One of the most distinctive human characteristics is the ability to understand and use symbols. We have a variety of symbol systems in our everyday lives. We use language, we read, we use pictures, and we understand computer programs. We’re not born with this ability, so what I’m studying are the earliest forms of symbolic reasoning that a child understands, and when that cognitive ability to reason develops.
Specifically, I’m concerned with a child’s understanding of a scale model, a symbol, that represents a larger space. When the child sees the scale model of a miniature playroom, does the child understand that this little playroom represents a bigger room? And when does a child acquire symbolic understanding? The interesting feature of this research is that we see an abrupt change between ages two-and-a-half and three in a child’s ability to understand scale models. When we experiment with scale models of playrooms, the two-and-a-half-year-old doesn’t understand the relationship between the symbolic room and the actual room, and instead treats it as a separate object. The three-year-old, on the other hand, understands immediately that the model is a symbol for an actual room.
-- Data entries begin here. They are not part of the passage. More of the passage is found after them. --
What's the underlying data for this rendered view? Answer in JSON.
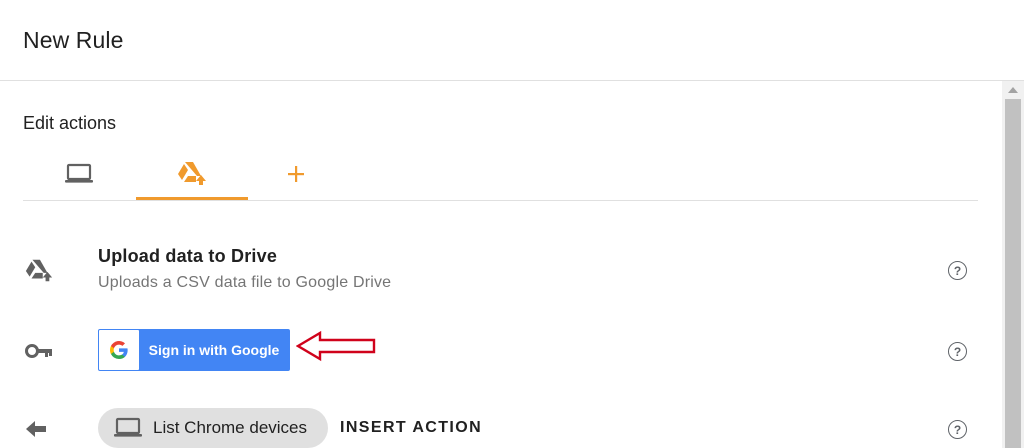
{
  "header": {
    "title": "New Rule"
  },
  "section": {
    "title": "Edit actions"
  },
  "tabs": [
    {
      "icon": "laptop-icon",
      "active": false
    },
    {
      "icon": "drive-upload-icon",
      "active": true
    },
    {
      "icon": "plus-icon",
      "active": false
    }
  ],
  "action": {
    "icon": "drive-upload-icon",
    "title": "Upload data to Drive",
    "description": "Uploads a CSV data file to Google Drive"
  },
  "auth": {
    "icon": "key-icon",
    "button_label": "Sign in with Google"
  },
  "insert": {
    "icon": "arrow-left-icon",
    "chip_label": "List Chrome devices",
    "chip_icon": "laptop-icon",
    "insert_label": "INSERT ACTION"
  },
  "colors": {
    "accent": "#f09a2d",
    "google_blue": "#4285f4",
    "annotation_red": "#d0021b",
    "muted_text": "#757575"
  }
}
In becoming symbolic creatures, we learn to think abstractly. At age three, children acquire the ability to think about things in two different ways at the same time: as both an object and a symbol for something else. Acquiring symbolic understanding is an important milestone in the cognitive development that helps us figure out how the world operates. Later in life, for example, we use it to read maps and understand languages.
This research helps us appreciate the complexity of human thought in young children. The clearer our knowledge of what children know, the better we can work with them as educators and as parents.
Behaviorism: A framework for understanding human behavior through observable, measurable data. Emphasizes objective stimulus and response over more subjective analysis of internal states. Key figures in behaviorism include American psychologists John B. Watson (1878-1958) and B.F. Skinner (1904-1990).
Depth Perception: The ability to understand the relationship among objects in space. Human beings develop a sense of depth perception as infants.
Habituation: The change in one’s response when a stimulus is presented repeatedly.
Inherited Behavioral Differences: Human characteristics, such as shyness, which may result from inherited genetic traits.
Nature Vs. Nurture Debate: The persistent controversy about whether behavior or other human characteristics are genetically predetermined, or if they are shaped predominantly by the environment and events in an individual’s life.
Object Permanence: The understanding that physical objects continue to exist even though we cannot see them; early stage in the psychological development of the child.
Symbolic Reasoning: The cognitive ability to relate one concept to another that represents it in some way. For example, a young child’s ability to reason symbolically can be tested by placing a small doll in a model room, and then asking the child to find the full-size doll in an analogous place in a normal-size room.
Volume Perception: The understanding that containers of different shapes or proportions may hold the same volume.